The primitive malignant endodermal or YST-type differentiation may be present in somatic, non-embryonal tumours of the female genital tract [8, 9], although it can also develop in the sinonasal area, stomach, colon, etc., where it is also associated with both high-grade tumours and a poor prognosis [7]. In the urinary tract, this association has been reported in rare, isolated cases of AFP-producing adeno- or transitional cell carcinomas and demonstrated by AFP stains only. Histologically, these cases consistently reveal the presence of a distinctive vacuolated epithelium with a characteristic AFP-positive immunophenotype [2]. The higher sensitivity of recently introduced antibodies such GLY3 [6] and SALL4 [5] has facilitated the demonstration of areas of primitive endodermal differentiation (YST) [7] present in various mixed tumours. In our case, tubulopapillary areas showed an incomplete primitive endodermal phenotype due to presence of a strong GLY3 and SALL4 positivity in the absence of AFP staining, a more specific but less sensitive marker of endodermal differentiation [6]. Furthermore, CDX2, an intestinal type differentiation marker [10], was also positive in our case, supporting an intestinal differentiation in the malignant primitive endodermal component [7, 11]. This immunophenotype helped to differentiate the endodermal tubulopapillary areas from both clear cell renal cell carcinoma (negative for CK7 and p63 but positive for renal cell carcinoma marker, vimentin and CD10) and from the newly introduced entity of tubulopapillary clear cell carcinoma (positive for CK7 and vimentin but negative for CD10, alpha-methyl CoA racemase and renal cell carcinoma marker) [12, 13].

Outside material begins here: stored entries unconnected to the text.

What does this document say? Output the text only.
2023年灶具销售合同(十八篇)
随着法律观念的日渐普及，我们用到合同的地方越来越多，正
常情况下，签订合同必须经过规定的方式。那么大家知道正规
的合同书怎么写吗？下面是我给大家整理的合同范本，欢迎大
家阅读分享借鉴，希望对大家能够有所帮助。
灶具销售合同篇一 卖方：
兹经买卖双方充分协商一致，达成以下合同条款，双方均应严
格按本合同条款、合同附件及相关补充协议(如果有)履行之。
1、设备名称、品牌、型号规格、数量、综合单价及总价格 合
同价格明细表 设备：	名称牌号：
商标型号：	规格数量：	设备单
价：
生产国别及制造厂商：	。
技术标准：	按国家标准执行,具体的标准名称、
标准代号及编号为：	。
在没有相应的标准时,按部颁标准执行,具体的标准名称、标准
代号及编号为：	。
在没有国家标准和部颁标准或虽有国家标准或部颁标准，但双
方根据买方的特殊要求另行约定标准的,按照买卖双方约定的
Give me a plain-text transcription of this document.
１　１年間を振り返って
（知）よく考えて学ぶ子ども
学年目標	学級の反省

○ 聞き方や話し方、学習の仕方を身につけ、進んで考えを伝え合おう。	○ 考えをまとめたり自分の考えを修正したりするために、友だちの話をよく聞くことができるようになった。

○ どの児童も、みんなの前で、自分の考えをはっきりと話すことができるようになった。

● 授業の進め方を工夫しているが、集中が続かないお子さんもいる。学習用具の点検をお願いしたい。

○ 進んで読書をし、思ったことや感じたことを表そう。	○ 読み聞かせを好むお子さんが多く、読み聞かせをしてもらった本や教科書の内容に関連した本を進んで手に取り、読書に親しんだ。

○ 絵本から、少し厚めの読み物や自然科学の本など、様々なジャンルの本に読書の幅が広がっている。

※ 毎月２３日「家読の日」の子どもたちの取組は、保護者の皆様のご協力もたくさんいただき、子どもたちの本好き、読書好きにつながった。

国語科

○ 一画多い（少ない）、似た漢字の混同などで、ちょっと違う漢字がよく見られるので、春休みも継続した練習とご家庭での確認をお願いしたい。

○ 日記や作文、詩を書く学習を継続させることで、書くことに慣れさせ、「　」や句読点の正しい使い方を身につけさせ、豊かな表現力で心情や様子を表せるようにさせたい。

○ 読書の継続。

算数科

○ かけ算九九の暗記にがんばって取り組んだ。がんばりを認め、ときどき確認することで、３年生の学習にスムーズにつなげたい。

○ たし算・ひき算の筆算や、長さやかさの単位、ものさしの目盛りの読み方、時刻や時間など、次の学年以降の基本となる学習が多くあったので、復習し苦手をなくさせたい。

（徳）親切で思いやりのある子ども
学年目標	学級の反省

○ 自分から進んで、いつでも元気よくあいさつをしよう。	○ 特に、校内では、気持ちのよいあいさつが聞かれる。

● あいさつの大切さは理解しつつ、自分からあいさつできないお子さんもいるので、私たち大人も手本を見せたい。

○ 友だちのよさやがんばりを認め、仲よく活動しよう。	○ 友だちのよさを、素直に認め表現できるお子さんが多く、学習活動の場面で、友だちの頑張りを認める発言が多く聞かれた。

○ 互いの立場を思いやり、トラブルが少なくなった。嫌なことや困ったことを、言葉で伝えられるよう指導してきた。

Simultaneous placental and endodermal-type differentiations have not been previously reported in association with transitional cell carcinomas. The non-germ cell origin of some embryonal-type tumours, arising from somatic type neoplasms, has been recently reviewed [7], and an origin from pluripotent malignant stem cells present in the somatic tumour has been proposed [14]. We believe that the relationship of this complex renal tumour with the previous testicular tumour is coincidental, as there was a successful response to chemotherapy with no short-term recurrence; furthermore, the present lesion showed an intimate admixture of somatic and embryonal histological patterns reflecting tumour heterogeneity rather than a metastasis.